As previously mentioned, the values of the model parameters used in this paper have been chosen for illustrative purposes only. Hence, it would be useful to re-compute the dispersion relations and the numerical solutions presented here for a calibrated version of the model based on real biological data. On a related note, there exists a variety of interesting applications that could be explored by varying parameter values in the generic constitutive equation (16) both in space and time. For instance, cell monolayers appear to exhibit solid-like behaviours on small time scales, whereas they exhibit fluid-like behaviours on longer time scales (Tlili et al. 2018), and spatio-temporal changes in basement membrane components are known to affect structural properties of tissues during development or ageing, as well as in a number of genetic and autoimmune diseases (Khalilgharibi and Mao 2021). Amongst these, remarkable examples are Alport’s syndrome, characterised by changes in collagen IV network due to genetic mutations associated with the disease, diabetes mellitus, whereby high levels of glucose induce significant basement membrane turnover, and cancer.
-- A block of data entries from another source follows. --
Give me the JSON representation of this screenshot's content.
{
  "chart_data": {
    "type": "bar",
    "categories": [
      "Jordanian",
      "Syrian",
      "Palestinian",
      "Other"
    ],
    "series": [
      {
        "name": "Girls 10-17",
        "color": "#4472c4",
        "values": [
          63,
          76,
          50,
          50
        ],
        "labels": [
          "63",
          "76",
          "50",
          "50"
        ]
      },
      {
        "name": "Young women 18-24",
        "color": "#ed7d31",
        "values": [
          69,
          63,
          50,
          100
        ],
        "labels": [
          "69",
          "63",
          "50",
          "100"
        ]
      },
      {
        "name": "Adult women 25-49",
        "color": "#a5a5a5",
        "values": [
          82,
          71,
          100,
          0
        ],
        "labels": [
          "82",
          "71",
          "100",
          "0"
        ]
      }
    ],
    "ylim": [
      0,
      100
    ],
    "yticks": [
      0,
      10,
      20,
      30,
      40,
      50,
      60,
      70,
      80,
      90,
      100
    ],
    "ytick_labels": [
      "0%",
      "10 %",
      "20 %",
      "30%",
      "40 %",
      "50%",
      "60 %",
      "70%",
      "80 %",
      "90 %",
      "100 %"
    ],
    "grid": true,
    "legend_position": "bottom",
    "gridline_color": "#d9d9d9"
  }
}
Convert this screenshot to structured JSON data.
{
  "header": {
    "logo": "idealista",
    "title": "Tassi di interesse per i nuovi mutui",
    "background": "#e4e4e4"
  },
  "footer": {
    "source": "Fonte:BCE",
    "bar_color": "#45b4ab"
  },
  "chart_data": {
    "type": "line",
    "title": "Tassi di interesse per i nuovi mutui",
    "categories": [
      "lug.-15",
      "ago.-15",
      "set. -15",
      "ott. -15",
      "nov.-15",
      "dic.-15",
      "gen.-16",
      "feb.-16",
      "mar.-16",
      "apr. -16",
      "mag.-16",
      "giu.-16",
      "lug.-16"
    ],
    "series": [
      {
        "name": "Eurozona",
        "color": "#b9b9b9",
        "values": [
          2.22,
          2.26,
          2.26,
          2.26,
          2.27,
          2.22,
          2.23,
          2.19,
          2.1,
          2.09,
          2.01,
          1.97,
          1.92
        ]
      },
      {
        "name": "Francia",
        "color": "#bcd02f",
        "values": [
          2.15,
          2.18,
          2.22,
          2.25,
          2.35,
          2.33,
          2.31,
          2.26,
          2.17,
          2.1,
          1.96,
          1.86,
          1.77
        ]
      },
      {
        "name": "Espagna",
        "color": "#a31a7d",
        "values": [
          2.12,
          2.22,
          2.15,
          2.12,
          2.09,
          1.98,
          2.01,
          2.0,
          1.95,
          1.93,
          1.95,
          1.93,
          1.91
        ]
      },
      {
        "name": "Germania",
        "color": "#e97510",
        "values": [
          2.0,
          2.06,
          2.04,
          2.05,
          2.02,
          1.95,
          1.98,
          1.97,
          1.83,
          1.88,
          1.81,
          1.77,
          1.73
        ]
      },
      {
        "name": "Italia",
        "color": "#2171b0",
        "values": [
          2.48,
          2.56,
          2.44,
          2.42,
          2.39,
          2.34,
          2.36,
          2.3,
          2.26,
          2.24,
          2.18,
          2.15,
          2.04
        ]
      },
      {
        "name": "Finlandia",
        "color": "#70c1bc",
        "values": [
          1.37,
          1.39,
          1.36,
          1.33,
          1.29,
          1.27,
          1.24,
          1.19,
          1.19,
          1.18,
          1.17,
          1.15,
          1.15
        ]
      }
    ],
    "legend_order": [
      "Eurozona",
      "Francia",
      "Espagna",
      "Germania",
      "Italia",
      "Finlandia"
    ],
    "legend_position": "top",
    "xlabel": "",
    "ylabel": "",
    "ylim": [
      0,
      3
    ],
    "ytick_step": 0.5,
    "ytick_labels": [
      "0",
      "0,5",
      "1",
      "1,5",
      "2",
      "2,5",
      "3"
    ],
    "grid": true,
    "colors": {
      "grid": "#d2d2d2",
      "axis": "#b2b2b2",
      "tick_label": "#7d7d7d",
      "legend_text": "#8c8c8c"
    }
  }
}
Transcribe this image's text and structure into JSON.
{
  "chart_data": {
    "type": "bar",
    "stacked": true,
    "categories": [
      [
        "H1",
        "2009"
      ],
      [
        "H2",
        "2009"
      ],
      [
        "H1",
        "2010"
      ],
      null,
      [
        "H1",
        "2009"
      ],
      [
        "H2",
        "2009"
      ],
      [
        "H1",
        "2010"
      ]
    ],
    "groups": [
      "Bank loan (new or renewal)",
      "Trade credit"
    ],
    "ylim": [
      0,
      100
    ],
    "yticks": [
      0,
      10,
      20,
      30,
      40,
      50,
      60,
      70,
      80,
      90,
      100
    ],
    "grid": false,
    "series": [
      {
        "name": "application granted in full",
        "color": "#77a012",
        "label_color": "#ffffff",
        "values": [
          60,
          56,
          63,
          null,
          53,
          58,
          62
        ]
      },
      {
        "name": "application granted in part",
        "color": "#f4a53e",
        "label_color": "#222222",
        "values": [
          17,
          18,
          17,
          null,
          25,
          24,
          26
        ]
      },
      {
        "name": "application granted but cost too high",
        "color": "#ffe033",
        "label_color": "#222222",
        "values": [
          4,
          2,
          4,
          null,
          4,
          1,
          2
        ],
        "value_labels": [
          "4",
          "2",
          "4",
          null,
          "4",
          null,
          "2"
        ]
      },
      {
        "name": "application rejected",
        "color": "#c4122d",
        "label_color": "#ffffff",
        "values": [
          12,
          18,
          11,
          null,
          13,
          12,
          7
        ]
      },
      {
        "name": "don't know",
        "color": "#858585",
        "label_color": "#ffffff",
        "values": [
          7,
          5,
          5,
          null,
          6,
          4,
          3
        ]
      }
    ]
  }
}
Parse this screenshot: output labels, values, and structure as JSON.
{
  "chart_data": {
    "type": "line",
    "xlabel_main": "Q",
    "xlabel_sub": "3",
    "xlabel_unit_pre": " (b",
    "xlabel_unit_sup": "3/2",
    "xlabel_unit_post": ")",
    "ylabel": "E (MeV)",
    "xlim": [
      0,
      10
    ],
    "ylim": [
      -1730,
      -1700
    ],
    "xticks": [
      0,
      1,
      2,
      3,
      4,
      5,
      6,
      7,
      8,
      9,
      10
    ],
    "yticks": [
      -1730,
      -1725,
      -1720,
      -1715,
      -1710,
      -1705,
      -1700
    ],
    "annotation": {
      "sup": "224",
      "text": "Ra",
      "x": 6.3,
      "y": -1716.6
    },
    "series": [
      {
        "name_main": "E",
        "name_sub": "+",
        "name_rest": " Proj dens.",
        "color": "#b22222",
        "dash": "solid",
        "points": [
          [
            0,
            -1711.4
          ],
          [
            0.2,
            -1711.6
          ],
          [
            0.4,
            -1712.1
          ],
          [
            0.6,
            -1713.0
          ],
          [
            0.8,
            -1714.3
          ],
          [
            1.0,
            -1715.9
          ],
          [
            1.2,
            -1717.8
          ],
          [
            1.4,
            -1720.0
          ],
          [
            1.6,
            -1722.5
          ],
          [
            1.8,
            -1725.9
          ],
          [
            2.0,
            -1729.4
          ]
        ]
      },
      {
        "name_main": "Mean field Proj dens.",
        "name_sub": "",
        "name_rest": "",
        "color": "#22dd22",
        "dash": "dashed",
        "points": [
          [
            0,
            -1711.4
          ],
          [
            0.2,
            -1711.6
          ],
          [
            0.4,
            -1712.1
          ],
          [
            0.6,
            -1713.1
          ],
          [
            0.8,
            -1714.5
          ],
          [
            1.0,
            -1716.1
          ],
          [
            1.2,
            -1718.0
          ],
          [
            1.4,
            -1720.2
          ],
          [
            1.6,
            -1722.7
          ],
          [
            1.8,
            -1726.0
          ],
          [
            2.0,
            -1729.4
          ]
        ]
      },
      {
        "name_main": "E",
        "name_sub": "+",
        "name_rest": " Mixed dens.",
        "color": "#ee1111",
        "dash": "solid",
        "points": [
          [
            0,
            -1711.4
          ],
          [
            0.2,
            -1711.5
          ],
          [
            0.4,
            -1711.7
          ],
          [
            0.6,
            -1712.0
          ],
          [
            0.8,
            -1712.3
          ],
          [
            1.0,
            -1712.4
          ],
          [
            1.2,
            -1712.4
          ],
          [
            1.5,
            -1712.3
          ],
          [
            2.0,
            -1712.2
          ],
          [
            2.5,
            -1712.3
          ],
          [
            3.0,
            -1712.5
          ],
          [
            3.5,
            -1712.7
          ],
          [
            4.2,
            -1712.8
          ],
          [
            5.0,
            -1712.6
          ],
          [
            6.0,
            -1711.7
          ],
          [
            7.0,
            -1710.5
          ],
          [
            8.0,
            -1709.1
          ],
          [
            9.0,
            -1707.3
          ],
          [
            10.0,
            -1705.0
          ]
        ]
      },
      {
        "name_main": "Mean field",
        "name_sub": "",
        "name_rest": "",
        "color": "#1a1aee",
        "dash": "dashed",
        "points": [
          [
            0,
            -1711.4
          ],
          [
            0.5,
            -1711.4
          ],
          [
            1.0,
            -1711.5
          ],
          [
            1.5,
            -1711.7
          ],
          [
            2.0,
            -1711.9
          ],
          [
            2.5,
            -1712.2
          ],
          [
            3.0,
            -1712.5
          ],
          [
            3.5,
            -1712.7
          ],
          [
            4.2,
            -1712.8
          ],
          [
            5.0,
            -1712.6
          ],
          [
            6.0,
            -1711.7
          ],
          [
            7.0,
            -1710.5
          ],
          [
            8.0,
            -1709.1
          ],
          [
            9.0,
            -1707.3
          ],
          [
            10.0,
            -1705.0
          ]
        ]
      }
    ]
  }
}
In particular, cancer-associated fibrosis is a disease characterised by an excessive production of collagen, elastin, and proteoglycans, which directly affects the structure of the ECM resulting in alterations of viscoelastic tissue properties (Ebihara et al. 2000). Such alterations in the ECM may facilitate tumour invasion and angiogenesis. Considering a calibrated mechanical model of pattern formation in biological tissues, whereby the values of the parameters in the stress–strain constitutive equation for the ECM change during fibrosis progression, may shed new light on the existing connections between structural changes in the ECM components and higher levels of malignancy in cancer (Chandler et al. 2019; Park et al. 2001).